Would also be good to test against WISTELL, we'll see what they say or we can find them at APS

[unalmis]

@PlasmaControl/desc-dev
There's still some comments marked with todo that I haven't finished that will improve efficiency of #1119 , and I need to do other things right now, so pardon the poor plot. However, here are the results of computing effective ripple with the 2D pseduospectral methods.
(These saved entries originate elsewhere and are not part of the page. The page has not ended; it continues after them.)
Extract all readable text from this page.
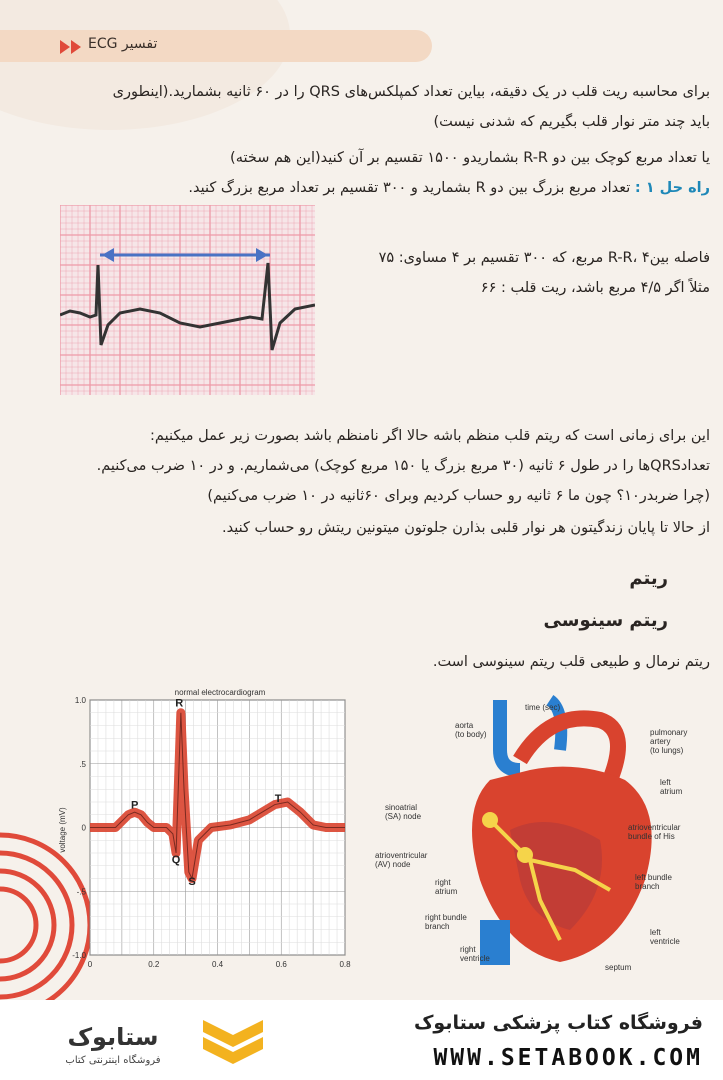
تفسیر ECG
برای محاسبه ریت قلب در یک دقیقه، بیاین تعداد کمپلکس‌های QRS را در ۶۰ ثانیه بشمارید.(اینطوری
باید چند متر نوار قلب بگیریم که شدنی نیست)
یا تعداد مربع کوچک بین دو R-R بشماریدو ۱۵۰۰ تقسیم بر آن کنید(این هم سخته)
راه حل ۱ : تعداد مربع بزرگ بین دو R بشمارید و ۳۰۰ تقسیم بر تعداد مربع بزرگ کنید.
فاصله بینR-R، ۴ مربع، که ۳۰۰ تقسیم بر ۴ مساوی: ۷۵
مثلاً اگر ۴/۵ مربع باشد، ریت قلب : ۶۶
این برای زمانی است که ریتم قلب منظم باشه حالا اگر نامنظم باشد بصورت زیر عمل میکنیم:
تعدادQRSها را در طول ۶ ثانیه (۳۰ مربع بزرگ یا ۱۵۰ مربع کوچک) می‌شماریم. و در ۱۰ ضرب می‌کنیم.
(چرا ضربدر۱۰؟ چون ما ۶ ثانیه رو حساب کردیم وبرای ۶۰ثانیه در ۱۰ ضرب می‌کنیم)
از حالا تا پایان زندگیتون هر نوار قلبی بذارن جلوتون میتونین ریتش رو حساب کنید.
ریتم
ریتم سینوسی
ریتم نرمال و طبیعی قلب ریتم سینوسی است.
normal electrocardiogram
voltage (mV)
1.0
.5
0
-.5
-1.0
0	0.2	0.4	0.6	0.8
P
R
Q
S
T
time (sec)
aorta
(to body)	pulmonary
artery
(to lungs)
left
atrium
sinoatrial
(SA) node
atrioventricular
bundle of His
atrioventricular
(AV) node
right
atrium
left bundle
branch
right bundle
branch
left
ventricle
right
ventricle
septum
ستابوک
فروشگاه اینترنتی کتاب
فروشگاه کتاب پزشکی ستابوک
WWW.SETABOOK.COM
I have not yet run convergence scan, but this is the resolution that would achieve convergence with the 1d methods.

[f0uriest]

that seems like a pretty significant improvement! is it just because bounce2d requires less memory so you can use higher resolution?

[f0uriest]

also, is the vmec eq used for neo made from vmec, or exported from desc? if its originally from vmec that might explain the difference near the axis

[dpanici]

it was desc-solved W7X converted to wout

[f0uriest]

i dont think this is needed anymore, we always say vmec succeeded

[dpanici]

Check against WISTELL

[dpanici]

https://github.com/landreman/vmec_equilibria/tree/master/W7-X/HighMirror
one more data pt, matt has a DKES run of epsilon effective apparently along with this vacuum W7X, I re-ran in DESC and ran eps eff, our min values match at least, this is not so useful without a DKES res scan as well though, just putting as I saw the data:

(also, the x coordinate from the dkes data is "r/a" acc. to the text file? not sure if that means rho but I assume it does?)

[unalmis]

Thank for this. How do these DESC plots change as the DESC equilibrium resolution varies? I'd expect accuracy in effective ripple etc. via a field line integration requires higher DESC equilibrium resolution than a typical objective. After all the integrals are over ripples, which will not appear if higher fourier harmonics are suppressed.

It i interesting that DESC converges with few toroidal transits

[f0uriest]

Note that DKES is generally not great for eps_eff. Since eps_eff is computed as a limit as collisionality goes to zero, and DKES has problems converging for low collisionality. It also usually comes with error bars?